There’s a great place to visit right in the middle of the traffic at Hyde Park Corner in London. A fine Georgian Mansion – Apsley House or, more colloquially, Number One London. The former home of the Duke of Wellington, who famously defeated Napoleon at the Battle of Waterloo 200 years ago last month, is open to the public from Wednesday to Sunday each week.
Housing one of the most stunning art exhibitions in the capital, including works by Velazquez and Rubens, this Grade I listed mansion is still, in part, used as a private residence by the current Duke of Wellington though the rest of the house is managed by English Heritage.
The bicentenary celebrations of the defeat of Napoleon on that field in Belgium, made famous again in 1974 by Abba with their Eurovision entry that year, brought to light a modern-day battle between the descendants of those 19th century warriors.
Jean-Christophe Napoleon Bonaparte and Arthur Wellesley, Marquess of Douro – and a direct descendant of the Iron Duke – fight in the financial markets for yield and profit as rival investment managers in London. Both represented their respective families at the commemorations held in June and N. Bonaparte rather startlingly revealed that his famous ancestor sought political asylum in London after Waterloo!
Although no end of people seems to want to come and live in the teaming metropolis of London, there have always been those happy to knock the city. Portuguese professor João Magueijo (of Imperial College) recently referred to local residents as “unrestrained wild beasts” while London resident New Yorker Hadley Freeman said London was uncool and way behind New York!
Now, in a new book about Roman Britain called Journey to Britannia, historical travel writer Bronwen Riley points out that back in those days Londinium was not a patch on Rome with its shabby wooden buildings and miserable public spaces. Despite this the place clearly had something to offer and in those early times it grew fast to become Britain’s largest city.
And somehow, to confound its detractors, this cultural melting pot has remained a population magnet for centuries, with a record 8.6 million now living in the capital. This is predicted to grow to 11 million by 2050 which seems likely when you look back just 25 years to find population around 30% lower than it is now.
Current Mayor Boris Johnson, champion of all things London, claims it is “the best big city on the planet”. The people meanwhile seem to be voting with their feet.
Ties … to wear one or not to wear one, that is the question … for men doing business in the City of London anyway. This July, the capital had its hottest day on record as temperatures soared to 37.4⁰C at Heathrow Airport.
Almost as shocking came news that the boss at Lloyd’s of London, Inga Beale, had allowed brokers on the Underwriting Floor to remove jackets and ties in the heat. For 327 years, the world’s leading insurance market has insisted that men (and it is still, sadly, overwhelmingly men who work there) should remain jacketed and tied in all weathers. Very British and correct, of course.
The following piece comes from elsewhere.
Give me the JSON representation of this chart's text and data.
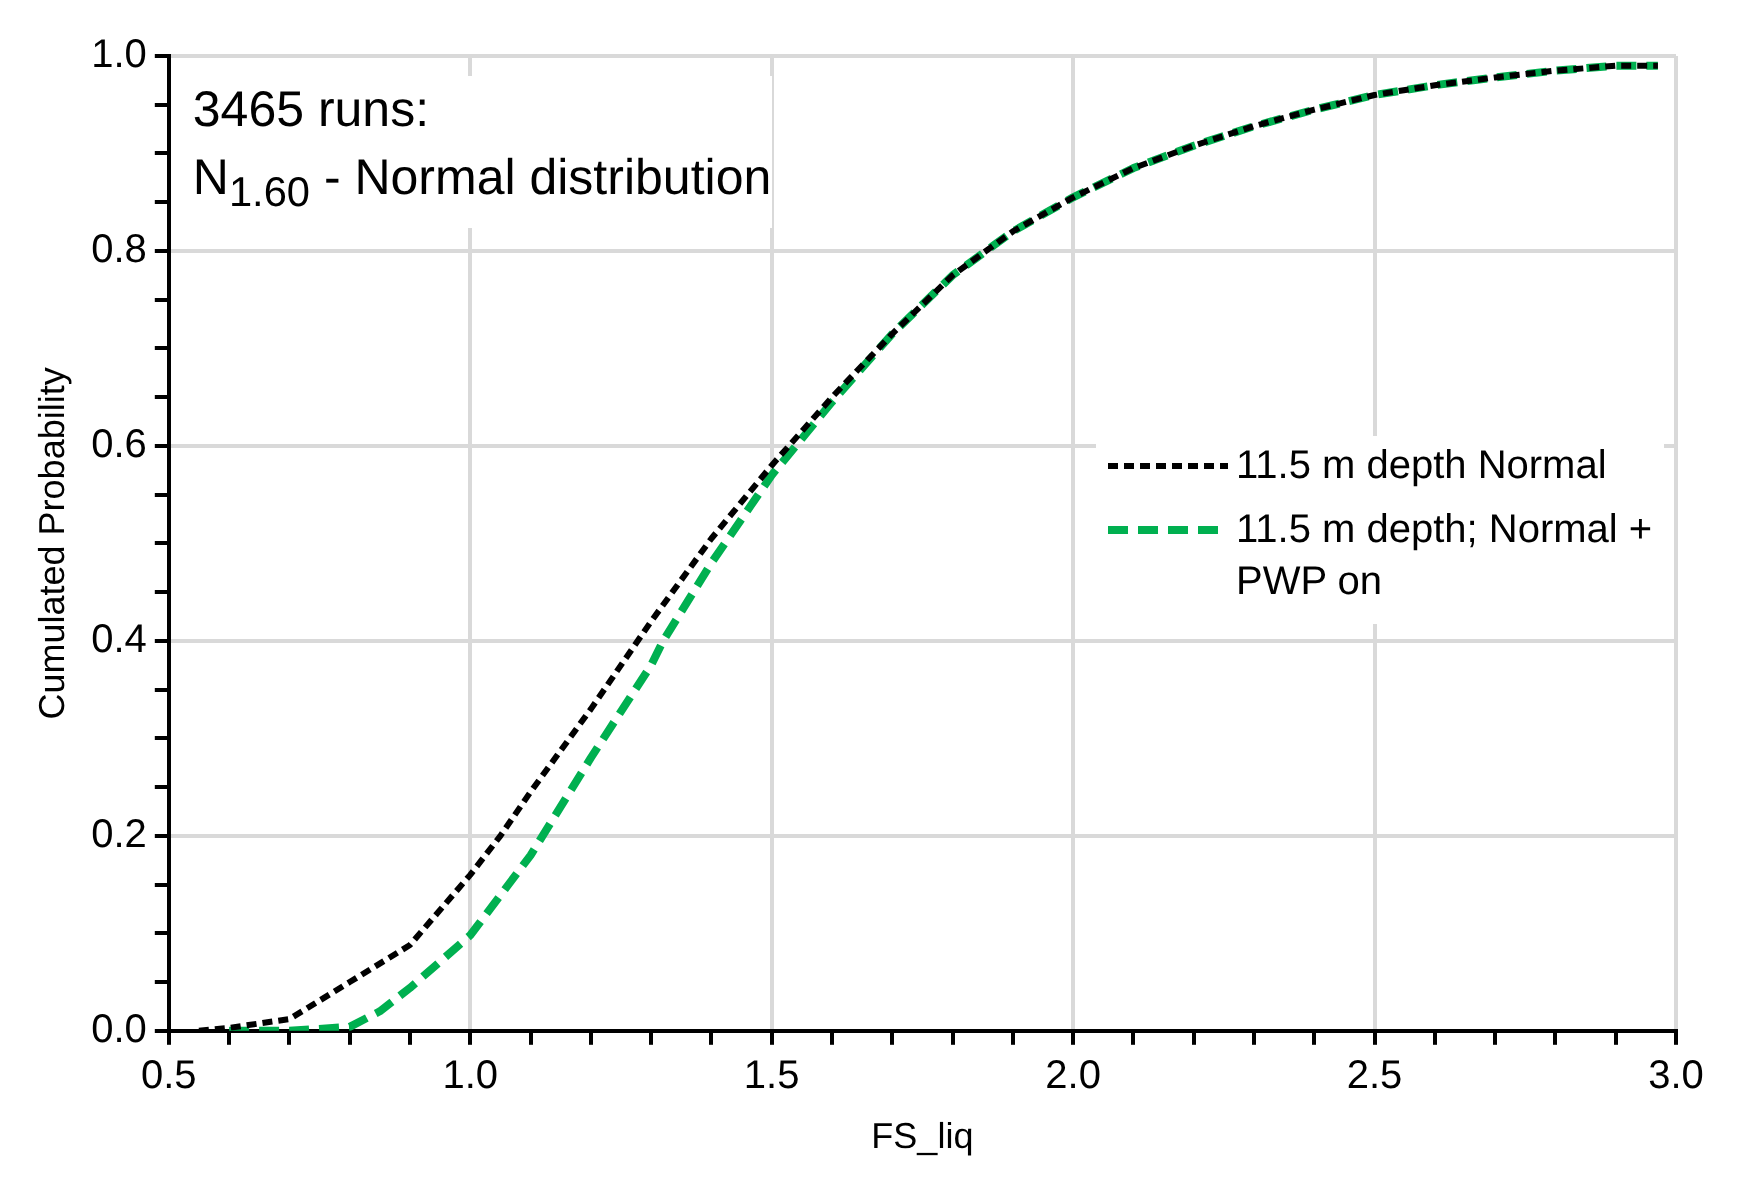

But, in fact, ties, they are a-changin’! Over recent years, your columnist has been monitoring the demise of the tie by carrying out a straw poll on the streets and in meetings. In five years, the numbers of tie-less have jumped dramatically from 40% to around 70%. And this is, come rain or shine, summer or winter. What will become of us all if we have to give up that weird bit of brightly coloured silk tied, mostly badly, around our increasingly stocky necks?
July 7, 2005 is a date that will live on in infamy. This was the terrible day when home-grown, radicalised, suicide bombers brought mayhem, carnage and death to the public transport system in London. Just the day before, London had been awarded the Olympic Games in 2012 and a seismic change from euphoria to grief swept the nation.
Sadly, the 10-year commemorations held in London were all the more poignant because 30 British holidaymakers had just been killed by a terrorist while soaking up the sun on a beach in Tunisia.
Prime Minister David Cameron led the tributes at the striking memorial to this terrible event in Hyde Park at a service attended by victims and their families. Also there were Prince William, Duke of Cambridge and former Prime Minister Tony Blair.
Perhaps the most moving thing on this 10th anniversary though was the indomitable spirit of Londoners. Everyone, from the bus drivers and train staff to policemen on duty and strangers walking along the street, seemed friendlier, more courteous and at one with each other. This is the ultimate weapon which will ensure the terrorists never win.
A young Londoner, Aaron Grant-Booker, summed up the spirit of London best on the day as “an international crossroads of diversity and ingenuity, tolerance and respect, challenge and opportunity”.
Thank goodness there are clearly just too many of us who care about each other and humanity generally.